My liberal friends and family (especially women) get outraged at Palin and her selection, and an awful lot of GOP types find her exciting.
The number of comments on blogs when she is mentioned and the attendance at her rallies point to her as a figure who evokes a great deal of emotion, pro and con. She can be a polarizing figure; very few people are indifferent to her.
What she’ll do with the emotional wallop she packs, how long it will last, and where she will go on policy if, as seems likely, Obama wins, are all open questions. But for now, she’s very powerful.
quote: “Robert Stacy McCain — I’ve got news for the Christopher Buckleys of the world — if Sarah Palin is enough to make you decide you’re not a Republican, you’re not a Republican. ”
as the party is imploding, it strikes me as the wrong moment to be proposing litmus tests….
not the best way to increase the size of the big tent or make the pie higher……
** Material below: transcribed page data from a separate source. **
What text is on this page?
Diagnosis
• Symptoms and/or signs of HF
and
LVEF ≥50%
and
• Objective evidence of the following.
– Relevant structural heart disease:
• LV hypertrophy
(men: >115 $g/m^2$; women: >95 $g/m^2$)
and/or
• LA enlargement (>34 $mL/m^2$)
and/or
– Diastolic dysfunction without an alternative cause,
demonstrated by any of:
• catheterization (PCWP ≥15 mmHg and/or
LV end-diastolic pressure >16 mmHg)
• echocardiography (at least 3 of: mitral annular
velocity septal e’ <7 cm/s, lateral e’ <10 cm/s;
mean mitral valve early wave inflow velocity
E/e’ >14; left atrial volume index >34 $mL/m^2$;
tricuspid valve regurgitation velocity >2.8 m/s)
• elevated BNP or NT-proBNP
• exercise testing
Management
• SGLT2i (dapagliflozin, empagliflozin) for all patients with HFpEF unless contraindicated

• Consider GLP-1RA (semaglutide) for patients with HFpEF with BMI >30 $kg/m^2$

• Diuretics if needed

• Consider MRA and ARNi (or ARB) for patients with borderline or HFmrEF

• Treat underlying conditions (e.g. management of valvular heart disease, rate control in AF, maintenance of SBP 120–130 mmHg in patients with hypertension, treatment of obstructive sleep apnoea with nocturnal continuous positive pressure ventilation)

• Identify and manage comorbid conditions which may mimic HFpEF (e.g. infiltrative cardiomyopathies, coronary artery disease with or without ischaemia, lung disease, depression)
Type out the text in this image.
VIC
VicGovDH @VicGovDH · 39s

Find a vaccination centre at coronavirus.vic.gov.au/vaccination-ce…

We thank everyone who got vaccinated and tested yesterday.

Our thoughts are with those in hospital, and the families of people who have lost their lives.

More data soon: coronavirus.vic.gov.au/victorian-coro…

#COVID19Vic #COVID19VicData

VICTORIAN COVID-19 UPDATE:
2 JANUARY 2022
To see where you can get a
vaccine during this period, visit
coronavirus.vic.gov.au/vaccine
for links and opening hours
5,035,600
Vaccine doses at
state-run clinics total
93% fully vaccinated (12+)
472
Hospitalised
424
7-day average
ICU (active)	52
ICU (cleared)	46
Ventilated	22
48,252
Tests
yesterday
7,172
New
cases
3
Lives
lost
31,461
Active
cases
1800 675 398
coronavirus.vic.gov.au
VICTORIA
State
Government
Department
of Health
I don’t think she has charisma as much as she has sex appeal to a certain kind of male conservatism. She delivers her speeches in a sing-songy voice, and her winks and nods indicate that she’s gotten by in this world largely based on her ability to use her good looks to win favor from men. There’s a reason 60 percent of women under 50 look at her with disfavor.
Huckabee would have been a much better choice to rally the base. He was proven, he gives a good speech, uses humor effectively, and the press loves him. Even liberals like Bill Maher enjoy bantering with him.
If Palin is the future of the Republican party, it’s doomed.
Palin wildly overestimates her in-party support.
Also, she faces a genuine problem in 2010– her gubernatorial term is up then. If she runs for re-election, Alaskans will know that she has no plans to finish the term, which is likely to erase much of her local goodwill (if she has any remaining by then). If she chooses not to run, she has a really hard time making a case for her Presidential aspirations to donors and national party leadership.
She is worse off than Huckabee, because she hasn’t shown signs of garnering the same level of social-conservative evangelical volunteer support. She has only energised part of the Christian-conservative portion of the base– possibly a majority of it, but still not an overwhelming majority. And since that part of the party is less than 40%, she has at best maybe 25% support within the party– and this is at best, assuming she can stay in office her full term and continues to hold national interest (a very large assumption).
Six months or a year is a very long time in politics, and Palin has set herself up in Alaska for local disaster and national forgetfulness by then.